Afshin-Jam said she spoke by telephone with Nelson and told him not to go to Iran.
“I also pleaded with him not to take the steps to fly to Iran and meet with these representatives that are so oppressive to our people,” she said.
Nelson said he remembers speaking with Afshin-Jam, but he said he wasn’t swayed by her arguments.
“I said, as far as I am concerned, that is okay, you got your opinion, I talked to the other side too, they said there were really bad people when the Shah and all the rest of them were in charge,” said Nelson. “When they were in charge, they were not exactly the staunch human rights people.”
Nelson said First Nations need to approach countries willing to acknowledge the human rights abuses against Indigenous people in Canada.
“If the Iranian government is willing to take our case forward, that is fine. Why isn’t the German government, or the American government, or the English government, or the French government doing it?” said Nelson. “Why hasn’t the Israeli government said anything? Have they condemned Canada? Have they commented, have they said anything?”
Nelson said he plans to use his speech during next week’s AFN national chief election in Toronto to again condemn the sanctions against Iran, which were imposed to slow if not stop Tehran’s development of nuclear weapons capability.

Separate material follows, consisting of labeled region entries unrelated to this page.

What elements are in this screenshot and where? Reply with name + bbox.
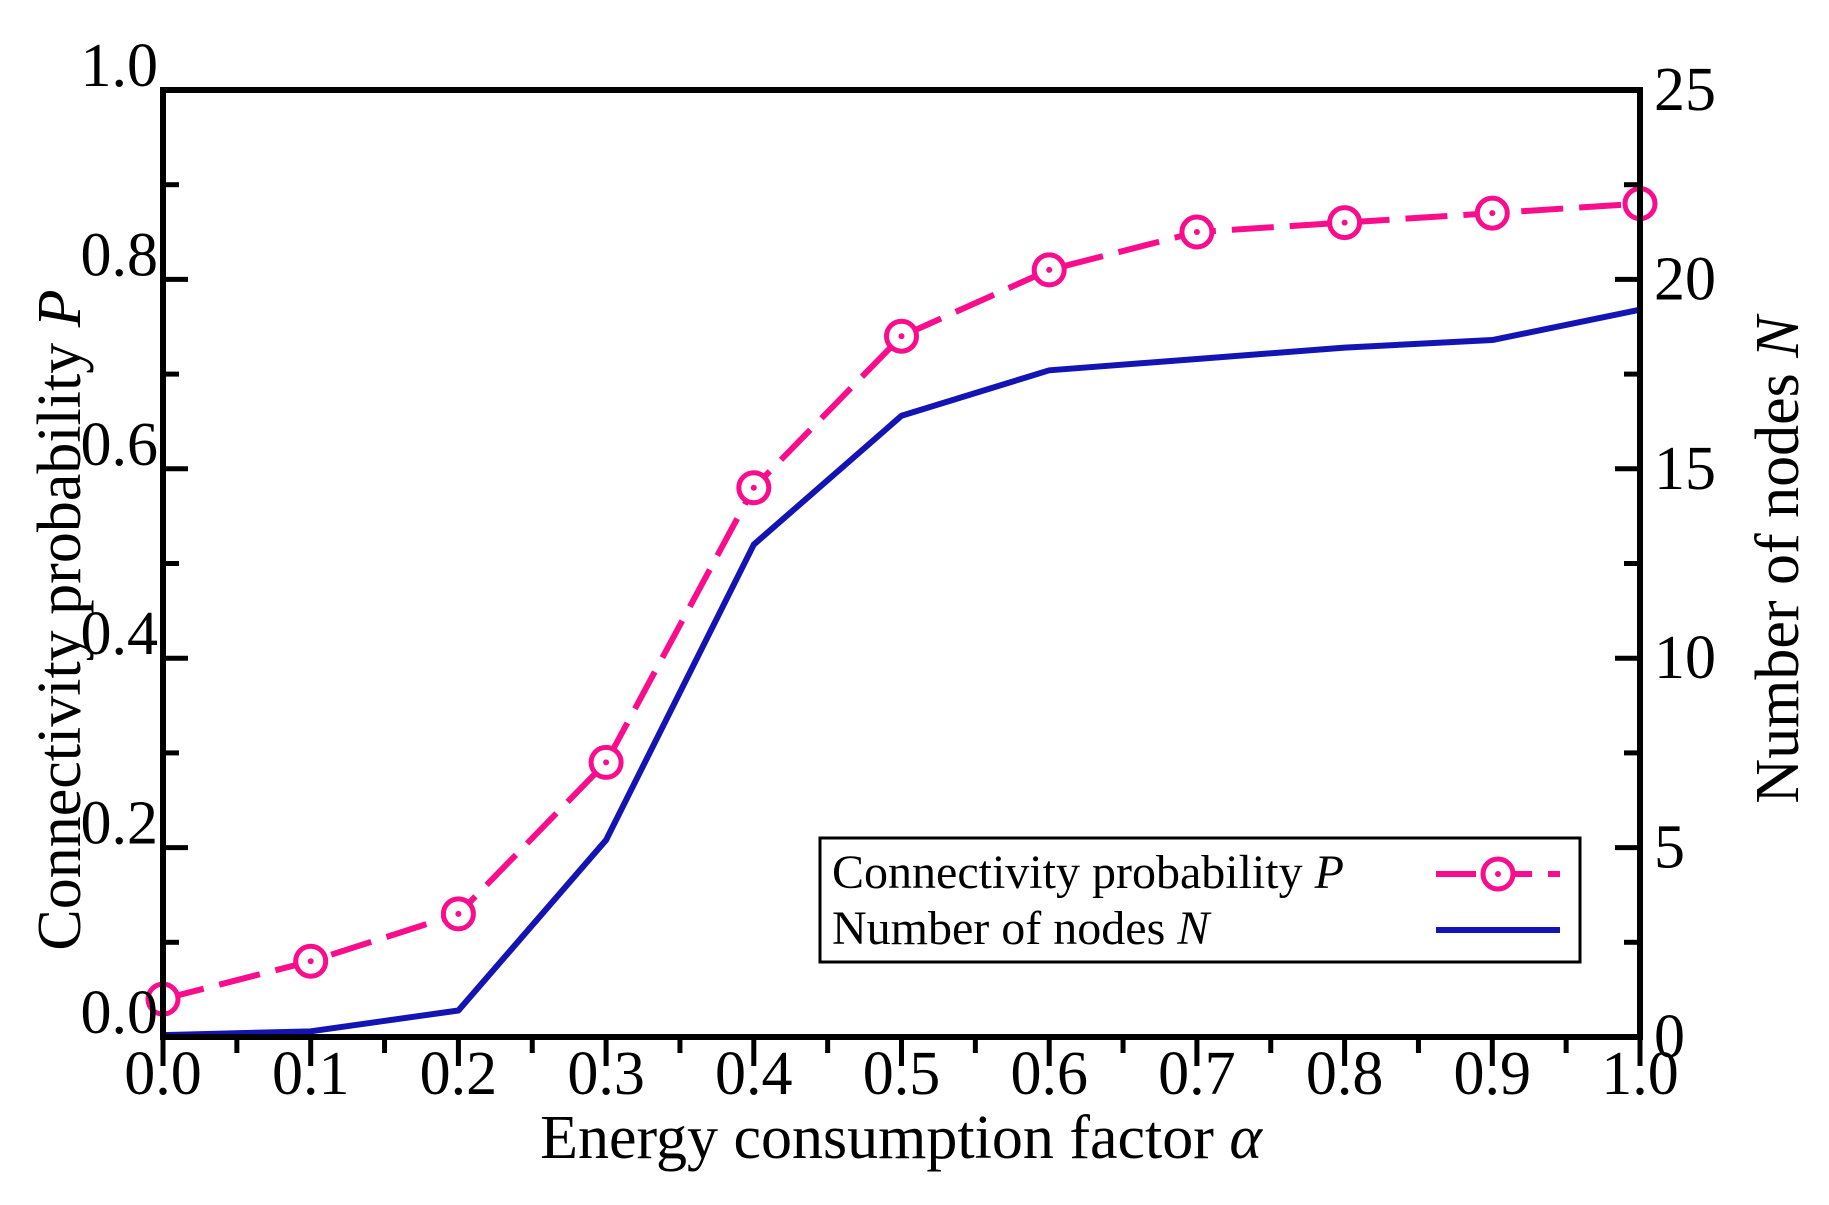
marker-dot bbox=[750, 484, 757, 491]
x-tick-label: 0.2 bbox=[420, 1040, 498, 1108]
legend-entry-p: Connectivity probability P bbox=[832, 846, 1344, 899]
axes-frame-layer bbox=[160, 87, 1643, 1040]
right-axis-title-symbol: N bbox=[1744, 313, 1812, 359]
y-left-tick-label: 0.6 bbox=[81, 411, 159, 479]
legend: Connectivity probability P Number of nod… bbox=[818, 836, 1582, 964]
y-left-tick-label: 1.0 bbox=[81, 32, 159, 100]
marker-dot bbox=[307, 958, 314, 965]
series-line-probability bbox=[162, 200, 1641, 1003]
x-tick-label: 0.3 bbox=[567, 1040, 645, 1108]
y-left-tick-label: 0.0 bbox=[81, 979, 159, 1047]
left-axis-title: Connectivity probability P bbox=[26, 289, 94, 950]
right-axis-title: Number of nodes N bbox=[1744, 313, 1812, 804]
y-right-tick-label: 25 bbox=[1654, 56, 1716, 124]
x-axis-title-symbol: α bbox=[1229, 1104, 1263, 1172]
marker-dot bbox=[1193, 229, 1200, 236]
y-right-tick-label: 5 bbox=[1654, 814, 1685, 882]
series-layer bbox=[145, 186, 1658, 1039]
legend-border bbox=[818, 836, 1582, 964]
x-tick-label: 0.5 bbox=[863, 1040, 941, 1108]
x-tick-label: 0.9 bbox=[1454, 1040, 1532, 1108]
y-left-tick-label: 0.4 bbox=[81, 600, 159, 668]
plot-border bbox=[160, 87, 1643, 1040]
y-right-tick-label: 20 bbox=[1654, 245, 1716, 313]
y-right-tick-label: 10 bbox=[1654, 624, 1716, 692]
x-tick-label: 0.1 bbox=[272, 1040, 350, 1108]
left-axis-title-symbol: P bbox=[26, 289, 94, 328]
marker-dot bbox=[603, 759, 610, 766]
marker-dot bbox=[455, 910, 462, 917]
ticks-layer: 0.0 0.1 0.2 0.3 0.4 0.5 0.6 0.7 0.8 0.9 1.0 0.0 0.2 0… bbox=[81, 32, 1717, 1108]
marker-dot bbox=[1489, 210, 1496, 217]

“I am going to do that in my speech. I don’t give a damn what anybody thinks about it,” said Nelson. “First Nations need to have an independent foreign policy and should not simply be tied to the immigrant government of Canada or the warmongers on the U.S. side.”
Nelson said his trip to Tehran is still in the works. In April, he received a letter from Iranian President Mahmoud Ahmadinejad’s chief of staff rebuking Canada for its treatment of Aboriginal people.
The letter, signed by Esfandiar Rahim Mashaei, chief of staff to Ahmadinejad, accused Canada of committing “systematic segregation and discrimination” against Aboriginal people.
“I would like to reiterate my deep sorrow and sadness about the unfortunate violation of the basic human rights of the
Aboriginal peoples of Canada,” wrote Mashaei, in the letter which was obtained by APTN National News. “The basic standards of services, for instance, health care, education and security, provided to the First Nations peoples in comparison with what is offered to the mainstream Canadians…is a clear indication of the systemic segregation and discrimination and a cause of concern for any neutral observer.”
Ahmadinejad’s presidential office sent the letter, written in Farsi, to the Iranian embassy which delivered it to Nelson through an intermediary.
Iran has, over the years, publicly and repeatedly called out Canada over the treatment of Indigenous people.
Afshin-Jam said it’s just a ploy to divert attention from Tehran’s own human rights abuses.
“The Iranian regime is using the First Nations people and their plight in a political way to try to advance their own system,” she said. “The Iranian regime loves to put the finger back on those who condemn them and we’re seeing this again in the case of Canada.”
In the mid-1920s, Iran, then known as Persia, supported a request by Haudenosaunee hereditary Chief Deskaheh to have the League of Nations consider a Six Nations Confederacy for formal membership as a state. The attempt eventually failed, and the federal government dissolved the Six Nations Confederacy Council and imposed an Indian Act band government.
Iran, however, has a history of repressing its own Indigenous population.
The Iranian Kurds, which occupy the northwestern region of Iran, have faced repression from both the Iranian government under the Shah and the Islamic Republic that emerged after the Shah was overthrown.
Iranian Kurds, who have tried to establish a degree of autonomy in Iran, faced not only violent repression and the assassination of its political leaders, but also systemic discrimination in everything from employment to political participation, according to Amnesty International.
Kurdish regions are economically neglected, Kurds have “restricted access to adequate housing,” and Iran bans parents from registering their children with select Kurdish names, according to the human rights group.